No that's simply not how it works and won't give you an accurate picture of quality differences between providers. I don't know how to make it any more clear.
Comparisons between providers is a separate issue.

Suppose you assigned people randomly to 101 doctors from 2 populations (A,B). Now suppose A was 10x as likely to die. D(0) get's 0% of A's and 100% B's. D(1) is 1A and 99B. All the way to D(100) that only get's B's.

In that admittedly simplified example you could determine that D(0) did a better job than D(100) by only getting 8x as many deaths even if 9.8x may be statistically irrelevant.

Yes, the real world is vastly more complex. But, while that may make a strict ordering impossible you can likely find out the best doctor is likely in the top quarter and the worst doctor very likely in the bottom quarter, which can be useful.

Picture a score card that said 80% chance in (0% - 20%], 15% chance in the (25%-50%], etc.
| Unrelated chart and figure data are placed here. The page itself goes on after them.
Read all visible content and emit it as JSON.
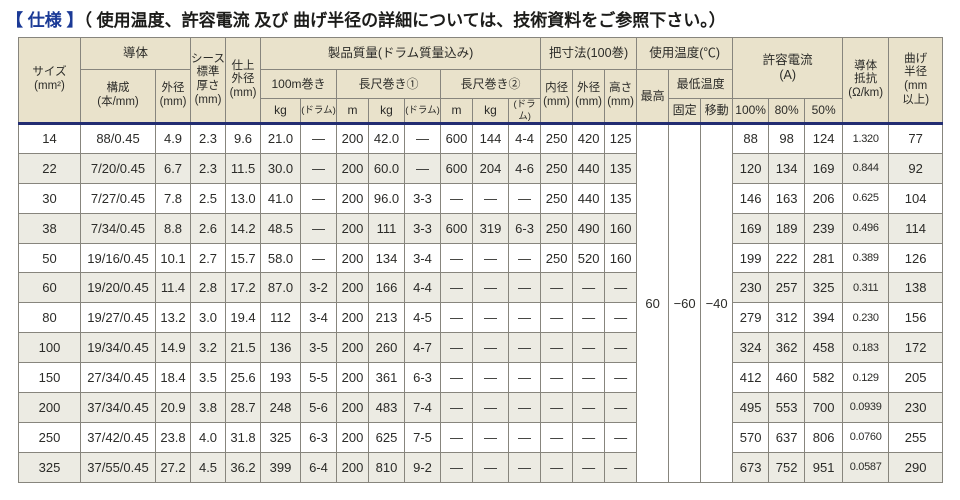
{
  "page": {
    "title_label": "【 仕様 】",
    "title_note": "（ 使用温度、許容電流 及び 曲げ半径の詳細については、技術資料をご参照下さい。）"
  },
  "colors": {
    "title_blue": "#1b3a96",
    "header_bg": "#e9e2cb",
    "stripe_bg": "#ecebe3",
    "navy_rule": "#232d72",
    "grid": "#87857d"
  },
  "table": {
    "header": {
      "size": "サイズ\n(mm²)",
      "conductor": "導体",
      "composition": "構成\n(本/mm)",
      "conductor_od": "外径\n(mm)",
      "sheath": "シース\n標準\n厚さ\n(mm)",
      "finish_od": "仕上\n外径\n(mm)",
      "weight": "製品質量(ドラム質量込み)",
      "roll100": "100m巻き",
      "long1": "長尺巻き①",
      "long2": "長尺巻き②",
      "kg": "kg",
      "drum": "(ドラム)",
      "m": "m",
      "dims": "把寸法(100巻)",
      "inner": "内径\n(mm)",
      "outer": "外径\n(mm)",
      "height": "高さ\n(mm)",
      "temp": "使用温度(℃)",
      "temp_max": "最高",
      "temp_min": "最低温度",
      "fixed": "固定",
      "moving": "移動",
      "current": "許容電流\n(A)",
      "pct100": "100%",
      "pct80": "80%",
      "pct50": "50%",
      "resistance": "導体\n抵抗\n(Ω/km)",
      "bend": "曲げ\n半径\n(mm\n以上)"
    },
    "temperature": {
      "max": "60",
      "fixed": "−60",
      "moving": "−40"
    },
    "rows": [
      [
        "14",
        "88/0.45",
        "4.9",
        "2.3",
        "9.6",
        "21.0",
        "—",
        "200",
        "42.0",
        "—",
        "600",
        "144",
        "4-4",
        "250",
        "420",
        "125",
        "88",
        "98",
        "124",
        "1.320",
        "77"
      ],
      [
        "22",
        "7/20/0.45",
        "6.7",
        "2.3",
        "11.5",
        "30.0",
        "—",
        "200",
        "60.0",
        "—",
        "600",
        "204",
        "4-6",
        "250",
        "440",
        "135",
        "120",
        "134",
        "169",
        "0.844",
        "92"
      ],
      [
        "30",
        "7/27/0.45",
        "7.8",
        "2.5",
        "13.0",
        "41.0",
        "—",
        "200",
        "96.0",
        "3-3",
        "—",
        "—",
        "—",
        "250",
        "440",
        "135",
        "146",
        "163",
        "206",
        "0.625",
        "104"
      ],
      [
        "38",
        "7/34/0.45",
        "8.8",
        "2.6",
        "14.2",
        "48.5",
        "—",
        "200",
        "111",
        "3-3",
        "600",
        "319",
        "6-3",
        "250",
        "490",
        "160",
        "169",
        "189",
        "239",
        "0.496",
        "114"
      ],
      [
        "50",
        "19/16/0.45",
        "10.1",
        "2.7",
        "15.7",
        "58.0",
        "—",
        "200",
        "134",
        "3-4",
        "—",
        "—",
        "—",
        "250",
        "520",
        "160",
        "199",
        "222",
        "281",
        "0.389",
        "126"
      ],
      [
        "60",
        "19/20/0.45",
        "11.4",
        "2.8",
        "17.2",
        "87.0",
        "3-2",
        "200",
        "166",
        "4-4",
        "—",
        "—",
        "—",
        "—",
        "—",
        "—",
        "230",
        "257",
        "325",
        "0.311",
        "138"
      ],
      [
        "80",
        "19/27/0.45",
        "13.2",
        "3.0",
        "19.4",
        "112",
        "3-4",
        "200",
        "213",
        "4-5",
        "—",
        "—",
        "—",
        "—",
        "—",
        "—",
        "279",
        "312",
        "394",
        "0.230",
        "156"
      ],
      [
        "100",
        "19/34/0.45",
        "14.9",
        "3.2",
        "21.5",
        "136",
        "3-5",
        "200",
        "260",
        "4-7",
        "—",
        "—",
        "—",
        "—",
        "—",
        "—",
        "324",
        "362",
        "458",
        "0.183",
        "172"
      ],
      [
        "150",
        "27/34/0.45",
        "18.4",
        "3.5",
        "25.6",
        "193",
        "5-5",
        "200",
        "361",
        "6-3",
        "—",
        "—",
        "—",
        "—",
        "—",
        "—",
        "412",
        "460",
        "582",
        "0.129",
        "205"
      ],
      [
        "200",
        "37/34/0.45",
        "20.9",
        "3.8",
        "28.7",
        "248",
        "5-6",
        "200",
        "483",
        "7-4",
        "—",
        "—",
        "—",
        "—",
        "—",
        "—",
        "495",
        "553",
        "700",
        "0.0939",
        "230"
      ],
      [
        "250",
        "37/42/0.45",
        "23.8",
        "4.0",
        "31.8",
        "325",
        "6-3",
        "200",
        "625",
        "7-5",
        "—",
        "—",
        "—",
        "—",
        "—",
        "—",
        "570",
        "637",
        "806",
        "0.0760",
        "255"
      ],
      [
        "325",
        "37/55/0.45",
        "27.2",
        "4.5",
        "36.2",
        "399",
        "6-4",
        "200",
        "810",
        "9-2",
        "—",
        "—",
        "—",
        "—",
        "—",
        "—",
        "673",
        "752",
        "951",
        "0.0587",
        "290"
      ]
    ]
  }
}
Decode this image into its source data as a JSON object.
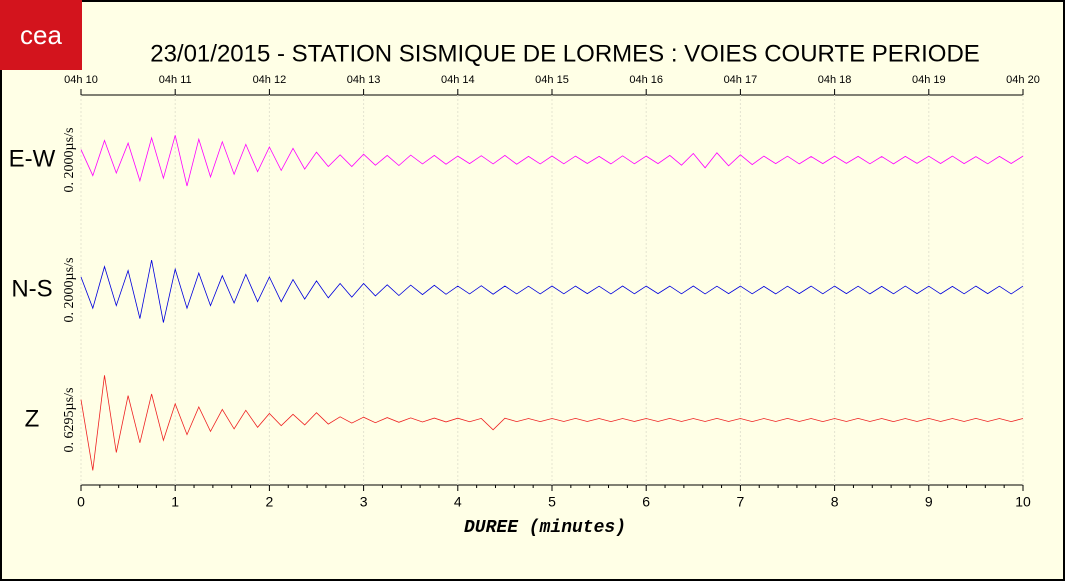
{
  "logo": "cea",
  "chart_data": {
    "type": "seismogram",
    "title": "23/01/2015  -  STATION SISMIQUE DE LORMES : VOIES COURTE PERIODE",
    "xlabel": "DUREE (minutes)",
    "xlim": [
      0,
      10
    ],
    "xticks": [
      0,
      1,
      2,
      3,
      4,
      5,
      6,
      7,
      8,
      9,
      10
    ],
    "x2ticks": [
      {
        "value": 0,
        "label": "04h 10"
      },
      {
        "value": 1,
        "label": "04h 11"
      },
      {
        "value": 2,
        "label": "04h 12"
      },
      {
        "value": 3,
        "label": "04h 13"
      },
      {
        "value": 4,
        "label": "04h 14"
      },
      {
        "value": 5,
        "label": "04h 15"
      },
      {
        "value": 6,
        "label": "04h 16"
      },
      {
        "value": 7,
        "label": "04h 17"
      },
      {
        "value": 8,
        "label": "04h 18"
      },
      {
        "value": 9,
        "label": "04h 19"
      },
      {
        "value": 10,
        "label": "04h 20"
      }
    ],
    "grid": true,
    "x": [
      0,
      0.125,
      0.25,
      0.375,
      0.5,
      0.625,
      0.75,
      0.875,
      1,
      1.125,
      1.25,
      1.375,
      1.5,
      1.625,
      1.75,
      1.875,
      2,
      2.125,
      2.25,
      2.375,
      2.5,
      2.625,
      2.75,
      2.875,
      3,
      3.125,
      3.25,
      3.375,
      3.5,
      3.625,
      3.75,
      3.875,
      4,
      4.125,
      4.25,
      4.375,
      4.5,
      4.625,
      4.75,
      4.875,
      5,
      5.125,
      5.25,
      5.375,
      5.5,
      5.625,
      5.75,
      5.875,
      6,
      6.125,
      6.25,
      6.375,
      6.5,
      6.625,
      6.75,
      6.875,
      7,
      7.125,
      7.25,
      7.375,
      7.5,
      7.625,
      7.75,
      7.875,
      8,
      8.125,
      8.25,
      8.375,
      8.5,
      8.625,
      8.75,
      8.875,
      9,
      9.125,
      9.25,
      9.375,
      9.5,
      9.625,
      9.75,
      9.875,
      10
    ],
    "series": [
      {
        "name": "E-W",
        "scale_label": "0. 2000µs/s",
        "color": "#ff00ff",
        "ylim": [
          -5000,
          5000
        ],
        "values": [
          800,
          -1200,
          1500,
          -1000,
          1300,
          -1600,
          1700,
          -1400,
          1900,
          -2000,
          1600,
          -1300,
          1400,
          -1100,
          1200,
          -900,
          1000,
          -800,
          900,
          -700,
          600,
          -500,
          400,
          -500,
          450,
          -400,
          350,
          -420,
          380,
          -300,
          350,
          -320,
          300,
          -280,
          330,
          -300,
          350,
          -320,
          280,
          -300,
          310,
          -290,
          300,
          -270,
          280,
          -300,
          320,
          -290,
          300,
          -280,
          350,
          -400,
          500,
          -600,
          550,
          -450,
          400,
          -350,
          300,
          -280,
          290,
          -300,
          270,
          -280,
          300,
          -260,
          280,
          -290,
          270,
          -300,
          280,
          -260,
          290,
          -270,
          300,
          -280,
          260,
          -290,
          280,
          -270,
          300
        ]
      },
      {
        "name": "N-S",
        "scale_label": "0. 2000µs/s",
        "color": "#0000dd",
        "ylim": [
          -5000,
          5000
        ],
        "values": [
          1000,
          -1400,
          1800,
          -1200,
          1500,
          -2200,
          2300,
          -2500,
          1600,
          -1400,
          1300,
          -1200,
          1100,
          -1000,
          1200,
          -900,
          1000,
          -900,
          800,
          -700,
          700,
          -600,
          500,
          -550,
          500,
          -450,
          400,
          -420,
          380,
          -350,
          360,
          -330,
          300,
          -300,
          330,
          -320,
          310,
          -300,
          290,
          -300,
          310,
          -290,
          300,
          -280,
          290,
          -300,
          310,
          -290,
          300,
          -280,
          300,
          -290,
          310,
          -300,
          290,
          -280,
          300,
          -290,
          280,
          -300,
          290,
          -280,
          300,
          -290,
          300,
          -280,
          290,
          -300,
          280,
          -290,
          300,
          -280,
          290,
          -300,
          280,
          -290,
          300,
          -280,
          290,
          -300,
          300
        ]
      },
      {
        "name": "Z",
        "scale_label": "0. 6295µs/s",
        "color": "#ee2222",
        "ylim": [
          -8000,
          8000
        ],
        "values": [
          2500,
          -6200,
          5500,
          -4000,
          3000,
          -2800,
          3200,
          -2500,
          2000,
          -1800,
          1600,
          -1400,
          1300,
          -1100,
          1200,
          -900,
          800,
          -700,
          700,
          -600,
          900,
          -500,
          400,
          -380,
          350,
          -330,
          300,
          -280,
          260,
          -250,
          240,
          -230,
          220,
          -210,
          200,
          -1200,
          220,
          -200,
          190,
          -200,
          190,
          -180,
          200,
          -190,
          180,
          -200,
          190,
          -180,
          190,
          -180,
          200,
          -190,
          180,
          -190,
          200,
          -180,
          190,
          -200,
          180,
          -190,
          200,
          -180,
          190,
          -200,
          180,
          -190,
          200,
          -180,
          190,
          -200,
          190,
          -180,
          200,
          -190,
          180,
          -190,
          200,
          -180,
          190,
          -200,
          190
        ]
      }
    ]
  }
}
That's not exactly meaningless information.

Nope that doesn't work because there's still no way to reliably control for the confounding factors. We don't even know what all the confounding factors are. Patients aren't randomly assigned to providers.
> Patients aren't randomly assigned to providers.

Sure, we don't have that information today. But, if we want to collect relevant information we could easily have a subset of doctors with random patient assignment. IMO, that's simply an implementation detail required if we want good information.

PS: US healthcare spending is over 3 trillion per year, rationally even minor improvements are worth large investments.

None of that is actually easy. Spend a few years working in a clinical environment and then tell us how easily it could be done.